We've tended farms and nursed soldiers on battlefields and risked our lives in factories and otherwise done our fair share of paid and unpaid labor since the beginning of time. We've become doctors and lawyers and astronauts and Supreme Court justices and Cabinet members and CEOs and academics and, well, you get the idea.

And still, we feed our children. Because that, too, is our nature -- to keep alive the humans we birth.

We recognize that motherhood is not our primary role, but it sure is a beautiful, monumental, significant one that we're privileged beyond measure to experience. And so we treat it as such -- making plans and decisions every hour of every day that prioritize the health and well-being of our children. That's our nature.

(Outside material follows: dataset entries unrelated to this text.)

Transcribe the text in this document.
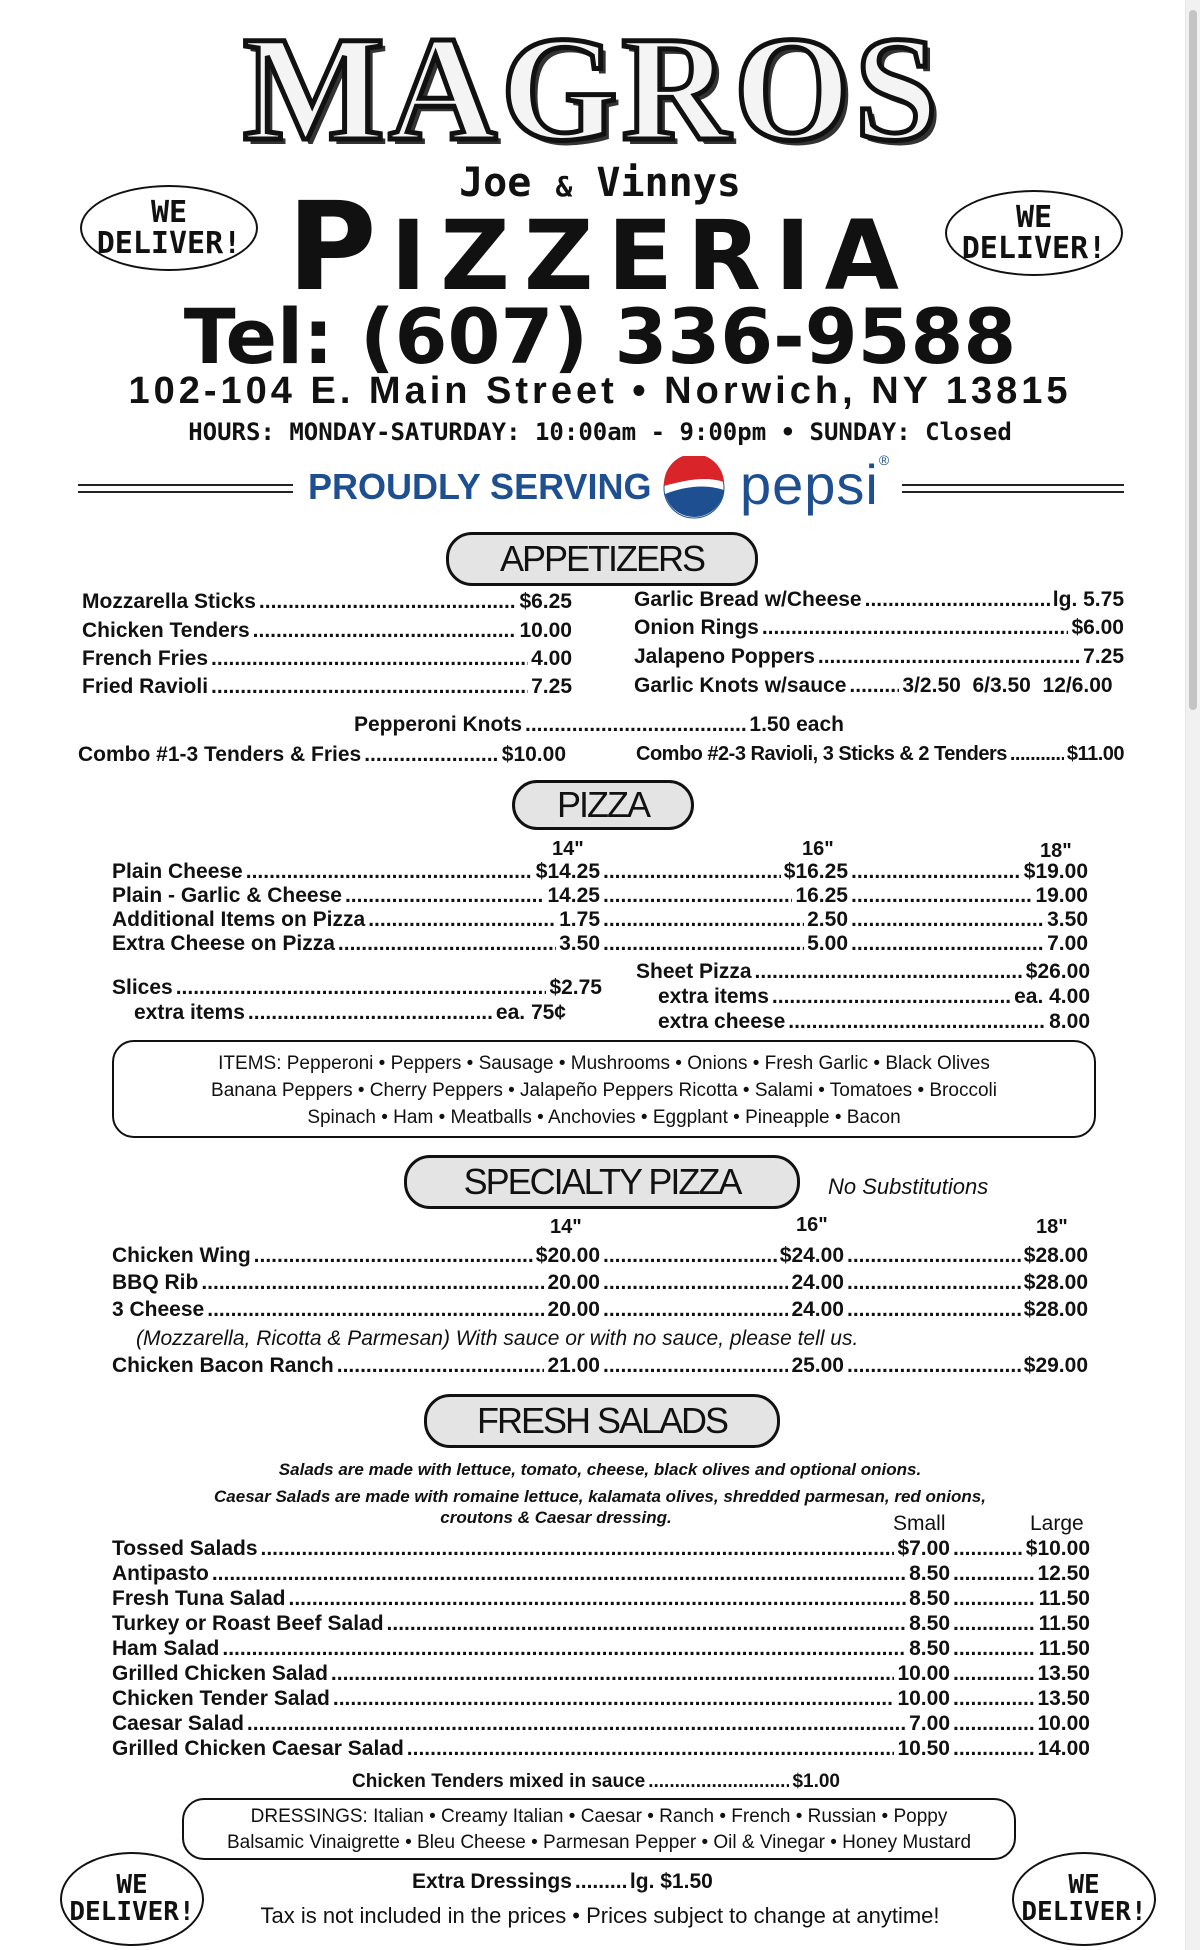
MAGROS
Joe & Vinnys
PIZZERIA
Tel: (607) 336-9588
102-104 E. Main Street • Norwich, NY 13815
HOURS: MONDAY-SATURDAY: 10:00am - 9:00pm • SUNDAY: Closed
WE
DELIVER!
WE
DELIVER!
PROUDLY SERVING pepsi®
APPETIZERS
Mozzarella Sticks .....	$6.25
Chicken Tenders .....	10.00
French Fries .....	4.00
Fried Ravioli .....	7.25
Garlic Bread w/Cheese .....	lg. 5.75
Onion Rings .....	$6.00
Jalapeno Poppers .....	7.25
Garlic Knots w/sauce .....	3/2.50  6/3.50  12/6.00
Pepperoni Knots .....	1.50 each
Combo #1-3 Tenders & Fries .....	$10.00	Combo #2-3 Ravioli, 3 Sticks & 2 Tenders .....	$11.00
PIZZA
14"	16"	18"
Plain Cheese .....	$14.25 .....	$16.25 .....	$19.00
Plain - Garlic & Cheese .....	14.25 .....	16.25 .....	19.00
Additional Items on Pizza .....	1.75 .....	2.50 .....	3.50
Extra Cheese on Pizza .....	3.50 .....	5.00 .....	7.00
Slices .....	$2.75
extra items .....	ea. 75¢
Sheet Pizza .....	$26.00
extra items .....	ea. 4.00
extra cheese .....	8.00
ITEMS: Pepperoni • Peppers • Sausage • Mushrooms • Onions • Fresh Garlic • Black Olives
Banana Peppers • Cherry Peppers • Jalapeño Peppers Ricotta • Salami • Tomatoes • Broccoli
Spinach • Ham • Meatballs • Anchovies • Eggplant • Pineapple • Bacon
SPECIALTY PIZZA	No Substitutions
14"	16"	18"
Chicken Wing .....	$20.00 .....	$24.00 .....	$28.00
BBQ Rib .....	20.00 .....	24.00 .....	$28.00
3 Cheese .....	20.00 .....	24.00 .....	$28.00
(Mozzarella, Ricotta & Parmesan) With sauce or with no sauce, please tell us.
Chicken Bacon Ranch .....	21.00 .....	25.00 .....	$29.00
FRESH SALADS
Salads are made with lettuce, tomato, cheese, black olives and optional onions.
Caesar Salads are made with romaine lettuce, kalamata olives, shredded parmesan, red onions,
croutons & Caesar dressing.	Small	Large
Tossed Salads .....	$7.00 .....	$10.00
Antipasto .....	8.50 .....	12.50
Fresh Tuna Salad .....	8.50 .....	11.50
Turkey or Roast Beef Salad .....	8.50 .....	11.50
Ham Salad .....	8.50 .....	11.50
Grilled Chicken Salad .....	10.00 .....	13.50
Chicken Tender Salad .....	10.00 .....	13.50
Caesar Salad .....	7.00 .....	10.00
Grilled Chicken Caesar Salad .....	10.50 .....	14.00
Chicken Tenders mixed in sauce .....	$1.00
DRESSINGS: Italian • Creamy Italian • Caesar • Ranch • French • Russian • Poppy
Balsamic Vinaigrette • Bleu Cheese • Parmesan Pepper • Oil & Vinegar • Honey Mustard
Extra Dressings .....	lg. $1.50
Tax is not included in the prices • Prices subject to change at anytime!
WE
DELIVER!
WE
DELIVER!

Men and women can, and do, inhabit equal positions. Not because our biological makeup, or "nature," is exactly the same -- it's not. But our intellect is. (I can't even believe I'm writing this sentence in 2014.)

Kristin Pagano accepts the concept -- and responsibilities -- of motherhood. She also accepts the concept -- and responsibilities -- of practicing law. The two are not mutually exclusive.

I doubt Recep Tayyip Erdogan will ever grasp that reality. But I sure hope the Illinois Board of Admissions does.